Saturday, December 31, 2016

Happy New Year! -- Resolve to REWARD WOMEN!

     My December 27 post celebrated the life of Vera Rubin (b 1928) who died on Christmas Day -- and a more recent Washington Post article by columnist Petula Dvorak has used the example of Vera Rubin to call further attention to ongoing discrimination against high-achieving women.

     On a different note, my e-mail "poem-a-day" from is "Earthy Anecdotes" by Reading, Pennsylvania poet Wallace Stevens (1879-1955)-- follow this link to visit the poem (with its morsel of mathematics) and see the vivid image of Oklahoma bucks moving in "a swift, circular line".

Happy New Year, 2017!

Tuesday, December 27, 2016

Celebrate Vera Rubin -- a WOMAN of science!

     This morning's Washington Post carried an obituary of Vera Rubin (1928-2016),  a pioneering astronomer who confirmed the existence of dark matter.  Yesterday's NPR feature -- noting Rubin's death and celebrating her life -- contained several quotes from this outstanding scientist about women's roles.  Two of these poetic statements I have shaped into syllable-square stanzas:

World wide, half
of    all    brains
are    women's. 

Monday, December 26, 2016

Post-Christmas reflections from W. H. Auden

     A favorite writer whose works I enjoy again and again is English poet Wystan Hugh Auden (1907-1973). Here is a mathy excerpt from a very long Auden poem (around 1500 lines) entitled "FOR THE TIME BEING: A Christmas Oratorio," written during World War II and available in his Collected Poems.   
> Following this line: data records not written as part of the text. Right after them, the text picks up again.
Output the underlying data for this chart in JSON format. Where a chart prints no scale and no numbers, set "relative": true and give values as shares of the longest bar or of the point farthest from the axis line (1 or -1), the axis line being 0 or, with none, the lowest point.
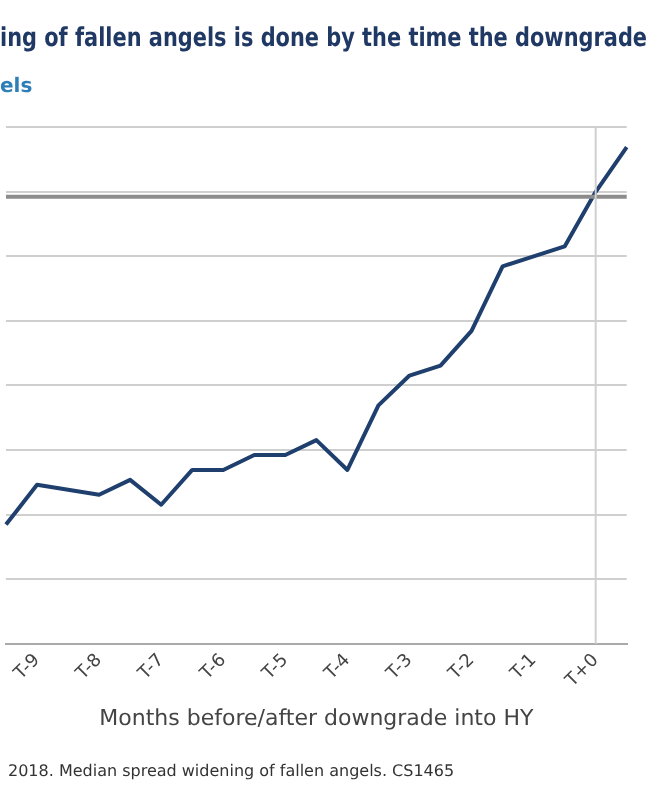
{
  "chart_data": {
    "type": "line",
    "title": "ing of fallen angels is done by the time the downgrade",
    "subtitle": "els",
    "xlabel": "Months before/after downgrade into HY",
    "categories": [
      null,
      "T-9",
      null,
      "T-8",
      null,
      "T-7",
      null,
      "T-6",
      null,
      "T-5",
      null,
      "T-4",
      null,
      "T-3",
      null,
      "T-2",
      null,
      "T-1",
      null,
      "T+0",
      null
    ],
    "series": [
      {
        "color": "#1f3f6e",
        "values": [
          0.24,
          0.32,
          0.31,
          0.3,
          0.33,
          0.28,
          0.35,
          0.35,
          0.38,
          0.38,
          0.41,
          0.35,
          0.48,
          0.54,
          0.56,
          0.63,
          0.76,
          0.78,
          0.8,
          0.91,
          1
        ]
      }
    ],
    "relative": true,
    "grid": "y",
    "legend": false,
    "marker": "none",
    "line_style": "solid",
    "ref_lines": [
      {
        "axis": "y",
        "value": 0.9,
        "color": "#8c8c8c"
      },
      {
        "axis": "x",
        "value": "T+0",
        "color": "#d0d0d0"
      }
    ],
    "annotations": [
      "2018. Median spread widening of fallen angels. CS1465"
    ]
  }
}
     The Christmas Feast is already a fading memory,
     And already the mind begins to be vaguely aware
     Of an unpleasant whiff of apprehension at the thought
     Of Lent and Good Friday which cannot, after all, now
     Be very far off. But, for the time being, here we all are,
     Back in the moderate Aristotelian city
     Of darning and the Eight-Fifteen, where Euclid's geometry
     And Newton's mechanics would account for our experience,
     And the kitchen table exists because I scrub it.

Another mathy Auden poem, "Numbers and Faces," is available here.   And this link leads to more of his work.

Monday, December 19, 2016

Numbers for Christmas . . .

o n
t o p
g i v e
l i g h t
f r e e l y
f o r e v e r
a b u n d a n t
b r i l l i a n t
e v e r y w h e r e

Christmas is coming and I have looked back to earlier posts for holiday greetings -- a version of the growing snowball poem above was first posted in 2012 and here, from 2010, is a Christmas verse that celebrates pi:

Thursday, December 15, 2016

Remembering Thomas Schelling (1921-2016)

     On December 13, Nobel-prize-winning economist Thomas Schelling (b 1921) died.  I had the privilege of meeting this outstanding scholar in Cambridge, MA back in 1980 when I dropped by his office after hearing him lecture at the Kennedy School of Government.  I became very interested in his ideas of critical mass (found along with lots of other good stuff in Micromotives and Macrobehavior and eventually included the topic in a textbook that I wrote  for a liberal arts mathematics course, "Mathematical Thinking," that I helped to develop at Bloomsburg University.
     I want to honor Schelling with a poem, but . . .

        find a
        poem for
        Thomas Schelling – thus
        I am compelled to write this Fib.

        Thanks for thinking well, for sharing your keen thoughts with us. 

(Fibonacci Numbers:  1, 1, 2, 3, 5, 8, 13 . . .)

Monday, December 12, 2016

When one isn't enough ... words from a Cuban poet

     Last week I traveled (as part of an organized people-to-people program) to Cuba.  I will need many days to sort and digest and organize the details of that experience.
     Neither poetry nor mathematics was part of our Cuba schedule but I did have a chance to visit the sparse collection at La Moderna Poesia in Havana and to purchase their only two bilingual poetry collections (by poets José Martí and Nicolás Guillén).  The PoetryFoundation website has introduced me to the work of Cuban poet Omar Pérez  (son of Ernesto "Che" Guevara) and I found there, at this link,  Pérez's poem "The Progression"  -- which includes some mathematical ideas.

The Progression     by Omar Pérez  
                                             translated by Kristin Dykstra 

When one isn’t enough, you need two
when two aren’t enough, you need four
with four the progression begins, moving toward a number
that schoolteachers will call absurd.